Where debates leave rest of race
| WASHINGTON AND BOSTON
Viewing the debates in their totality, Sen. John Kerry has to be exceedingly grateful that he was able to go toe to toe against the president of the United States for a total of 270 minutes, on a level playing field, on national television.
Absent those debates, President Bush may by now have been clearly on his way to reelection Nov. 2. Before the first matchup, he was consistently beating the Massachusetts Democrat in polls. Now the American public has had ample opportunity to view both men, unfiltered, addressing tough issues. The result is a race too close to call, both in nationwide opinion and in state-by-state Electoral College analyses, where no neutral polls show either man with a sure lock on the states required to gather the 270 votes needed.
Anything could happen. Bush could win the popular vote and lose in the Electoral College. So could Kerry. Or either man could win comfortably, in a collective shift of opinion among the "persuadable" voters not firmly wedded to a candidate.
What, ultimately, will decide this race? The Monitor interviewed a range of analysts, some partisan, some independent, for views on what the sprint to the finish line might look like.
"The only thing that will change momentum at this point would be an event, a continued rise in oil prices, the stock [market] falling under 10,000, something bad or good in Iraq, or ... a terrorist attack, which probably in the short run would work to the president's advantage," says Stephen Wayne, a political scientist at Georgetown University.
The public, particularly in battleground states, can expect to see ever more frequent ads between now and Election Day, and TV coverage of Bush and Kerry speaking at events (often never leaving the airport tarmac) in a rotating handful of key states. Expect also daily polling and focus-group results that purport to show momentum veering one way or the other.

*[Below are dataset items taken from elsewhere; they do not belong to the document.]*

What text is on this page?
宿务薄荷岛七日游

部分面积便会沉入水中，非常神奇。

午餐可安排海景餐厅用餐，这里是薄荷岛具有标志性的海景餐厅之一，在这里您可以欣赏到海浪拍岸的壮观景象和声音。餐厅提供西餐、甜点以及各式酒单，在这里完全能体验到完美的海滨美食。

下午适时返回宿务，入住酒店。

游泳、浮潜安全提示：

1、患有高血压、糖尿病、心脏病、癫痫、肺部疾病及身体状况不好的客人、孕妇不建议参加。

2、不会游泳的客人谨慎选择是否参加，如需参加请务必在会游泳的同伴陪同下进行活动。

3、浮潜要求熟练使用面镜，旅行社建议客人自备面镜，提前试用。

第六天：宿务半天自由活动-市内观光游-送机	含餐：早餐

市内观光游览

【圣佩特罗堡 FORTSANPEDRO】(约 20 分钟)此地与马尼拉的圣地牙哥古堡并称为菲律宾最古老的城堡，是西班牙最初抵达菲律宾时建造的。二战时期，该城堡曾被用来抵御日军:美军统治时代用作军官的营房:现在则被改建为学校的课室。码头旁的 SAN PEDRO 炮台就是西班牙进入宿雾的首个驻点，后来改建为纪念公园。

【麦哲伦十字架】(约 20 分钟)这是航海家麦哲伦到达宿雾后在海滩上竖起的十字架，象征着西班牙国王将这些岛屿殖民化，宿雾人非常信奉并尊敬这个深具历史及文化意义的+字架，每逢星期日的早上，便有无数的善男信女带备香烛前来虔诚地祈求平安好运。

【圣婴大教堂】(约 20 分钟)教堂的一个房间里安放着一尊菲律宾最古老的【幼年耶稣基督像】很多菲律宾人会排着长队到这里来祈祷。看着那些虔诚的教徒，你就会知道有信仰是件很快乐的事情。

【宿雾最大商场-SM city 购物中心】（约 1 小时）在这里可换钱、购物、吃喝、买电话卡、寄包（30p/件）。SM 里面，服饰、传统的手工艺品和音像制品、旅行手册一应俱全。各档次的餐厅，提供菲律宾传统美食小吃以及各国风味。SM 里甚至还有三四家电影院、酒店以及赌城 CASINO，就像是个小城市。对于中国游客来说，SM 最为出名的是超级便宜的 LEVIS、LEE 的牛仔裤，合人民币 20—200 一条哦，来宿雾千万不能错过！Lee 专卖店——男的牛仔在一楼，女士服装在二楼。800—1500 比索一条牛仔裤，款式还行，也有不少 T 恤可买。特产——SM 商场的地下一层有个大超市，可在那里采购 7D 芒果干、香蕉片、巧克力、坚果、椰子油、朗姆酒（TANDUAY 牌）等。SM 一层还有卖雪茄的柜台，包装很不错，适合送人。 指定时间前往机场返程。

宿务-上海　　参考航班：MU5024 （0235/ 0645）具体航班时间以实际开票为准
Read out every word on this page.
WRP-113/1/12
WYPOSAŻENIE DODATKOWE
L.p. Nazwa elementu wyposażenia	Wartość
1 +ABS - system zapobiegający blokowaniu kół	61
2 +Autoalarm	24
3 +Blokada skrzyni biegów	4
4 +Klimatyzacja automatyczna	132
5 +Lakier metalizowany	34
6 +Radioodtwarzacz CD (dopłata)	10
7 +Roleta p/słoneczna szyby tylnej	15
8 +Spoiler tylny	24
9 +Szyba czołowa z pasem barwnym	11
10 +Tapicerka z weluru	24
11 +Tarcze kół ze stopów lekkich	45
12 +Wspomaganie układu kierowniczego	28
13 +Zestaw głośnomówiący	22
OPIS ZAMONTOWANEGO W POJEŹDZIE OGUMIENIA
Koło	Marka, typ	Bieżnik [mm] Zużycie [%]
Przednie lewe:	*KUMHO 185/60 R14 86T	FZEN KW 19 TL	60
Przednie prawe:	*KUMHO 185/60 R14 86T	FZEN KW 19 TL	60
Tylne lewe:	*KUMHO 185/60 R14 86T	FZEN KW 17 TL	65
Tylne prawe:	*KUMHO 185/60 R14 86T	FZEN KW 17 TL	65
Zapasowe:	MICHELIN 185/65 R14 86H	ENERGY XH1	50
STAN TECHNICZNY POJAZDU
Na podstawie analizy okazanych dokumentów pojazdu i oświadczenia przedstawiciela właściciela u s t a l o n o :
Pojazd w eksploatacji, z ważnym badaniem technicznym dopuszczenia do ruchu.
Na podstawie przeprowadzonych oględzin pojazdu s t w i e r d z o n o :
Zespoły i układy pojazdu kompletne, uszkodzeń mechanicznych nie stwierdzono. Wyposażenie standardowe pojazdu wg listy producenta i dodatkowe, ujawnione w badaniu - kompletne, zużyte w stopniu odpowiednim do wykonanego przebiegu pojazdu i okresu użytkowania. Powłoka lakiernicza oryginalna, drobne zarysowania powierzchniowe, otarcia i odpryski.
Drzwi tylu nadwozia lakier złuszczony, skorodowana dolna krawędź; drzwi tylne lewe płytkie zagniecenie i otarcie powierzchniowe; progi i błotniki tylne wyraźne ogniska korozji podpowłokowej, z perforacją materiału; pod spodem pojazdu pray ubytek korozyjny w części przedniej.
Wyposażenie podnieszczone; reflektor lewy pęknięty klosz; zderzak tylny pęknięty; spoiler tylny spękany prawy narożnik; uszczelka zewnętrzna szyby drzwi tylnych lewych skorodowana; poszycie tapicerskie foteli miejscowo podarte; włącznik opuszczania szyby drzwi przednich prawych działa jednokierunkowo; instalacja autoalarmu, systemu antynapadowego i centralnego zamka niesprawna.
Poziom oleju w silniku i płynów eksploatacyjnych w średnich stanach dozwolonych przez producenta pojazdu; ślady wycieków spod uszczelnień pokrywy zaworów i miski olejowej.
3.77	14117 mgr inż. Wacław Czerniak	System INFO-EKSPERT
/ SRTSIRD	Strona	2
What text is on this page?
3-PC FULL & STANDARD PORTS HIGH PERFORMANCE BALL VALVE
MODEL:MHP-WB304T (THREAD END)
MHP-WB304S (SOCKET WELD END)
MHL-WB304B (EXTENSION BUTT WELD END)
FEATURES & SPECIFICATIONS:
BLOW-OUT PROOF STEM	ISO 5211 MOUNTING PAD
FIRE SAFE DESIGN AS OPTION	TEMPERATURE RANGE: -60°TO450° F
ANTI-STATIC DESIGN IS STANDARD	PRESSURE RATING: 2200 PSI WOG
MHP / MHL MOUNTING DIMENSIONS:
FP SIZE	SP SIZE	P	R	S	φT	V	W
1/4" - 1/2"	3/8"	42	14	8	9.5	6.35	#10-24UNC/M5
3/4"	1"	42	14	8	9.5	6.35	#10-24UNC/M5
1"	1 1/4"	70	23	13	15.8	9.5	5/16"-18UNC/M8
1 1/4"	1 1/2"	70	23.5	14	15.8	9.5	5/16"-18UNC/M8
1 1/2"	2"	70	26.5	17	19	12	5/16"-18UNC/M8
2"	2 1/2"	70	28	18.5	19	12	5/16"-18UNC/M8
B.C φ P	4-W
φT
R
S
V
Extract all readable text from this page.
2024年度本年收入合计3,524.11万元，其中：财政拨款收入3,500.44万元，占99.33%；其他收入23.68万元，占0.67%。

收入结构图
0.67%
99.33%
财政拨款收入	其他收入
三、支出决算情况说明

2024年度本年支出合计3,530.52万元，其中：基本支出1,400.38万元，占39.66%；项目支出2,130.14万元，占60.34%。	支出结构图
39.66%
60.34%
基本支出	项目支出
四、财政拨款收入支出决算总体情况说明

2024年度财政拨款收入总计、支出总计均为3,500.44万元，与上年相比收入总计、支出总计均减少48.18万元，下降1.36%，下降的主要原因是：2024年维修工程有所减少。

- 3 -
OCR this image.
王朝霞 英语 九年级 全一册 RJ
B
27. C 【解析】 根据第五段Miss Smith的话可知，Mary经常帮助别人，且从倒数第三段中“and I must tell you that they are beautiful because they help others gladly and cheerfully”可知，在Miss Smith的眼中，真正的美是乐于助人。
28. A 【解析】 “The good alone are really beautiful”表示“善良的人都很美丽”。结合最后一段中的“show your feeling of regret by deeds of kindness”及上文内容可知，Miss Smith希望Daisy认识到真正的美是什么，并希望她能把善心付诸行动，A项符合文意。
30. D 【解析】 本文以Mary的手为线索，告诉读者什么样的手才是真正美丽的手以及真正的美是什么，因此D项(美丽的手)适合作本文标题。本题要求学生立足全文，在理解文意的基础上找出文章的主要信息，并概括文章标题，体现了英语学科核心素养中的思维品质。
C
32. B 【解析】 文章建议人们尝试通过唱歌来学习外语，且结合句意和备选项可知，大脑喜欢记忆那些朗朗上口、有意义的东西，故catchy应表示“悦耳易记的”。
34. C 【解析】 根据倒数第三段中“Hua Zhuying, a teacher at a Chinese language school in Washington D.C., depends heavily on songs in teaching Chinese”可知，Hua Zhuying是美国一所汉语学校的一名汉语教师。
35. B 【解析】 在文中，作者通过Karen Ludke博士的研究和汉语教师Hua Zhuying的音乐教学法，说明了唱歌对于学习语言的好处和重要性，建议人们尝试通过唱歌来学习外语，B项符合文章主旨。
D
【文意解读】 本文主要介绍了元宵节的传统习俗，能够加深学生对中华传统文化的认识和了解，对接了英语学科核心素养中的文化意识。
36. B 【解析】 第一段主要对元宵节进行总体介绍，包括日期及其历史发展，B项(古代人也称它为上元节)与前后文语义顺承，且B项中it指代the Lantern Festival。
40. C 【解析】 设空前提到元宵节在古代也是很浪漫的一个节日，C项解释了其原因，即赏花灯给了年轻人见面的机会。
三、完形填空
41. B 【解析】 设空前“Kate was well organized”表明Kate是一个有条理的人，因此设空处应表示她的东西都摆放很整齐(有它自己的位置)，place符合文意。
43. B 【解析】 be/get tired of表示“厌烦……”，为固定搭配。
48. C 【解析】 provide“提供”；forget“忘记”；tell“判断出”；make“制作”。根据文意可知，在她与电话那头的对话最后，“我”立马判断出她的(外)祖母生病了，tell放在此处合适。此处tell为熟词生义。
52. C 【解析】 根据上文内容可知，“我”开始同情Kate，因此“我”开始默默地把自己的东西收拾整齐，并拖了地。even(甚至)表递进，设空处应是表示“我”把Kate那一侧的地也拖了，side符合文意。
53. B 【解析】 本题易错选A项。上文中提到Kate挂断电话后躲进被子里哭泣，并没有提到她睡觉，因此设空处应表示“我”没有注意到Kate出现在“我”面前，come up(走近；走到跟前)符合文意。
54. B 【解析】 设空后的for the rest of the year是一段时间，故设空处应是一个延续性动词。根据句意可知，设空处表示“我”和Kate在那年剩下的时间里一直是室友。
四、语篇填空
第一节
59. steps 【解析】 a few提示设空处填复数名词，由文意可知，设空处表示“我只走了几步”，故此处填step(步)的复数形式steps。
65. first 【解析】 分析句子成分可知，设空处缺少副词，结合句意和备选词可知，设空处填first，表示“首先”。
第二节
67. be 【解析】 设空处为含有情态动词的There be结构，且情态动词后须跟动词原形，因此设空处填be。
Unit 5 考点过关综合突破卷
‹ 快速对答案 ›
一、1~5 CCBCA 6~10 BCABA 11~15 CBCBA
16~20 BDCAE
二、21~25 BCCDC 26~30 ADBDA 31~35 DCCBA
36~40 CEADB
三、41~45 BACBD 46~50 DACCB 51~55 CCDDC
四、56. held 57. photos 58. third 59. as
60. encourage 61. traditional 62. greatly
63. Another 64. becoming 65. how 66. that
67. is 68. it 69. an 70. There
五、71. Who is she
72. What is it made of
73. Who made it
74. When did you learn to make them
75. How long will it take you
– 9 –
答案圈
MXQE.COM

The goal is create a bandwagon effect.
Kerry should try to become more personable, says Professor Wayne, reflecting the widespread view that American voters' feelings about candidates - their likability and values - can be even more important than their stands on issues.
Bush should acknowledge that some things have not gone according to plan, but that over the long haul, he sees how things can work out, says Wayne.
"That was part of his father's problem; during the recession, he refused to use the 'r' word," he says, referring to the first President Bush, who failed in his reelection bid. "People want a president who recognizes the problems and [can] be more candid."
Republican pollster Whit Ayres, based in suburban Washington, says Kerry needs to "try yet one more time to come up with a coherent position on Iraq." Bush, he says, should continue to drive home his leadership advantage. "Fundamentally, that is what the election will boil down to," he says.
To Democratic activists, the risk for Bush in his "leadership advantage," as a sitting president, is that he comes across as stubborn and unable to adjust policies when they're not working.
"There is a small swing electorate he needs to reassure that he's not a right-wing ideologue," says Will Marshall, president of the Progressive Policy Institute, a centrist Democratic think tank. But, he adds, he believes Bush's strengths and weaknesses are already fully on display, and that there's not much the president can do to alter the electorate's judgment.
Indeed, many analysts have commented on the unusual nature of this election, as a referendum on the challenger. Usually, when a president is running for reelection, the vote is a referendum on the incumbent. In this case, polls have consistently shown the president's job approval at about 50 percent, or just below.
So the real question in this election is whether enough of the public is willing to take a leap toward a challenger with little executive experience.
For Kerry to reassure enough "persuadables" to win, says Mr. Marshall, he needs to "convince people that he will [govern in a] Clintonian, new Democrat mold, not in a Massachusetts liberal one. Bush was fairly crude and repetitive about it. It is so obviously the new thrust of the Bush Republican attack."
Kerry also needs to drive home that his healthcare plan is not a government takeover of the American healthcare system, as Bush claimed it was in the Wednesday debate, Marshall says. "On the contrary, it is to help Americans who don't have insurance be able to buy private health insurance," he says.
The initial polling on the final debate gave Kerry the edge. In a CNN/USA Today/Gallup poll of registered voters, 52 percent thought Kerry won, with Bush at 39 percent. An ABC News poll of registered voters gave Kerry 42 percent, versus 41 percent for Bush. And a CBS poll of uncommitted voters showed 39 percent thought Kerry won, versus 25 percent for Bush.
Republican analyst Frank Luntz ran a focus group of "swing voters" in Tempe, Ariz., the location of the final debate, in which participants used computerized dials to register their reactions to Kerry and Bush's statements. Of the 23 participants, 13 thought Kerry had won; none thought Bush had won; and 10 said it was a draw.
But Mr. Luntz found that if the 23 participants had been forced to vote for president right after the debate, 16 would have voted for Bush, five would have chosen Kerry, one would have voted for the Libertarian candidate, and one had no comment. Participants, he said, clearly saw Kerry as the better debater, but found him hard to trust.
"Kerry still has a credibility gap that he must address," says Luntz. He "still has to convince voters that what he says is what he means and what he means is what he says." Bush's task, he says, is to "hold Kerry accountable but at the same time present his own plan for the future ... for Iraq and the economy."
He also predicts that nothing said in the Wednesday debate will live beyond the weekend. "Politics moves so quickly that what is said on Wednesday is already forgotten on Friday," he says.